L’arrivée de Loïs et mes premiers troubles

Je reviens, il feuillette les Dieux du Stade, corps huilés, muscles saillants. Son souffle court, mains crispées. Je dis bonsoir, file sur le balcon fumer. Sa fenêtre s’allume. Rideaux entrouverts. Il se déshabille : jean slim qui glisse sur boots vernies, caleçon tendu. Il s’allonge, casque sur oreilles, feuillette. Sa main descend… oh putain, il se caresse. Sexe pâle qui durcit, gland rose qui pointe. Bourses lourdes qu’il triture. Je bande presque, main dans la poche, frottant ma jupe.

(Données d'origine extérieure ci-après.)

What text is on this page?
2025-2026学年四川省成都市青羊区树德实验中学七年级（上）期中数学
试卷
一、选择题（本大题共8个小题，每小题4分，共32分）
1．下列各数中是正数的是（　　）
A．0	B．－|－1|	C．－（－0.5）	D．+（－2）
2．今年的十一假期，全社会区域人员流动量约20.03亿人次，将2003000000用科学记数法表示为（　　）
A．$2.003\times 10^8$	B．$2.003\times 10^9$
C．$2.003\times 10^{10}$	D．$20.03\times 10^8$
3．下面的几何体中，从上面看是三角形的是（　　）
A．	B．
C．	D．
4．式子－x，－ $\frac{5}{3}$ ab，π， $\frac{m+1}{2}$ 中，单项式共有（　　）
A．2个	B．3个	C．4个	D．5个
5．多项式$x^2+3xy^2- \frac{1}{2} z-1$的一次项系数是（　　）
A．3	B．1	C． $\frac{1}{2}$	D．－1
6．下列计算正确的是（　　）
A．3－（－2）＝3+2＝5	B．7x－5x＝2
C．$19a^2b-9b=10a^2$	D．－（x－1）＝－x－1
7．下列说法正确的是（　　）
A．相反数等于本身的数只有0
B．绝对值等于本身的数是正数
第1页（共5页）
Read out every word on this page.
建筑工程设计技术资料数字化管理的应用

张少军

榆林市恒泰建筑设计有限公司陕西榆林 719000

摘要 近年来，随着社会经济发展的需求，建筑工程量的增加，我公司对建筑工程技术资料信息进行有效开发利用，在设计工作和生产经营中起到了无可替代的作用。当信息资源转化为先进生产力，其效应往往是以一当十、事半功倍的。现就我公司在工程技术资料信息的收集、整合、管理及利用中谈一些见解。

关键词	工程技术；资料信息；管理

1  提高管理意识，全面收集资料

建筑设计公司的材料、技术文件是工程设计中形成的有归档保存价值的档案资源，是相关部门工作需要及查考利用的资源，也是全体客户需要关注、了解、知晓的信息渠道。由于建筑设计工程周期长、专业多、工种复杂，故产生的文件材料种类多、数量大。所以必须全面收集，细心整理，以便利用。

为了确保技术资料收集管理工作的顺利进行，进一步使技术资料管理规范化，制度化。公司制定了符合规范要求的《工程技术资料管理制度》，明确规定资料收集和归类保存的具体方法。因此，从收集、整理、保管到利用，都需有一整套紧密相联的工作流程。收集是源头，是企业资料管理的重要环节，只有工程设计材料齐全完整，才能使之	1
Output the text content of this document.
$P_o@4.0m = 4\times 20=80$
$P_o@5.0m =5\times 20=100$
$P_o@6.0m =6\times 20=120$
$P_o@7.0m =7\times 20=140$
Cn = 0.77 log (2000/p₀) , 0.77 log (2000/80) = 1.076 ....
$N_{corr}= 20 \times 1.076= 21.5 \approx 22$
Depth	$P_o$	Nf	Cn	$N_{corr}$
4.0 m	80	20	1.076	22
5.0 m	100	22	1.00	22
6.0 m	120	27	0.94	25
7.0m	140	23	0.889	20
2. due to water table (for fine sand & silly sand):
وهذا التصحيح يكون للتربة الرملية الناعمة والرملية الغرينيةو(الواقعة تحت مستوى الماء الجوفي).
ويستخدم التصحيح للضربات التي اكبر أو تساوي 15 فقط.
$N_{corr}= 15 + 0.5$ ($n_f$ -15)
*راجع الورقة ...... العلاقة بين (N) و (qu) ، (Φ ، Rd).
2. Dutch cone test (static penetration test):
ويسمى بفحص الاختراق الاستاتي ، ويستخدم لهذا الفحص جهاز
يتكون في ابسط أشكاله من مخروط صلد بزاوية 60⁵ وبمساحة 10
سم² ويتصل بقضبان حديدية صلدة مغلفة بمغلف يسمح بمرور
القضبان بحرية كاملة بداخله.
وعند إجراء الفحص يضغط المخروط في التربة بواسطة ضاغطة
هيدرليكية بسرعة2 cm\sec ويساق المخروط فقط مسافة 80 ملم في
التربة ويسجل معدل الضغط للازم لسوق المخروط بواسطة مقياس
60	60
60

Il écarte le caleçon, jambes sur poitrine, nu total. Corps d’éphèbe, peau d’albâtre, ventre plat, couronne blonde. Je suis trempée. J’entre sans frapper. Il sursaute, yeux écarquillés, tire les draps. Visage cramoisi. “T’as pas entendu ?” Silence. Je m’assois, caresse ses cheveux. “Je t’ai vu, c’est normal à ton âge. Les mecs des photos, beaux corps, hein ?” Il hoche la tête, timide. Ma main sur ses fesses, douce, frémissante. Glisse sous, touche ses poils, son sexe ramolli.

Je pousse le drap. “T’es beau, Loïs.” Il se laisse retourner. Mes doigts sur ses tétons, durs comme cailloux. Langue qui lèche son torse salé, odeur musquée. Descends, langue dans son prépuce, goût sucré. Il soupire, “Oh…”. Sexe qui gonfle dans ma bouche, veines qui pulsent. Je suce lentement, salive qui coule, bruits de succion. “Caresse-moi…” Je guide sa main sous ma jupe, sur ma culotte mouillée. Il frotte maladroitement, puis plus fort. “T’es toute humide…”

La découverte et l’explosion de plaisir

Je me déshabille, nue contre lui. Peau contre peau, sueur qui colle. Sa bouche sur mes seins, aspire mes tétons, “Mmm, jolis…”. Je le chevauche, frotte ma chatte sur sa queue dure. Odeur de nos sexes mêlés, excitation animale. “Lèche-moi.” Il plonge, langue hésitante sur mon clito gonflé, aspire mes lèvres. “Comme ça ?” “Oui, plus profond…” Je gémis, hanches qui roulent.

Il me retourne à quatre pattes. Doigts humides qui écartent mes fesses, langue sur mon anus, chaud, humide. “T’aimes ?” “Putain oui…”. Son sexe contre moi, pousse doucement. Gland qui force, sensation de plénitude. “Ralentis… ah, vas-y.” Il entre, va-et-vient lents, couilles qui claquent. Odeur de sexe, bruits humides. “Plus fort, Loïs !” Il accélère, main sur mon clito. “Je vais jouir… ensemble !”

Explosion. Sa queue palpite, sperme chaud qui gicle dedans, mon orgasme qui me secoue, jus qui coule. On s’effondre, baisers baveux, langues qui dansent. Il me prend encore, me doigte pendant que je le suce. Quinze jours de baise non-stop, nuits folles. Il a trouvé un appart, mais on se revoit. J’ai découvert un truc nouveau, ce côté androgyne m’obsède. Allez savoir pourquoi.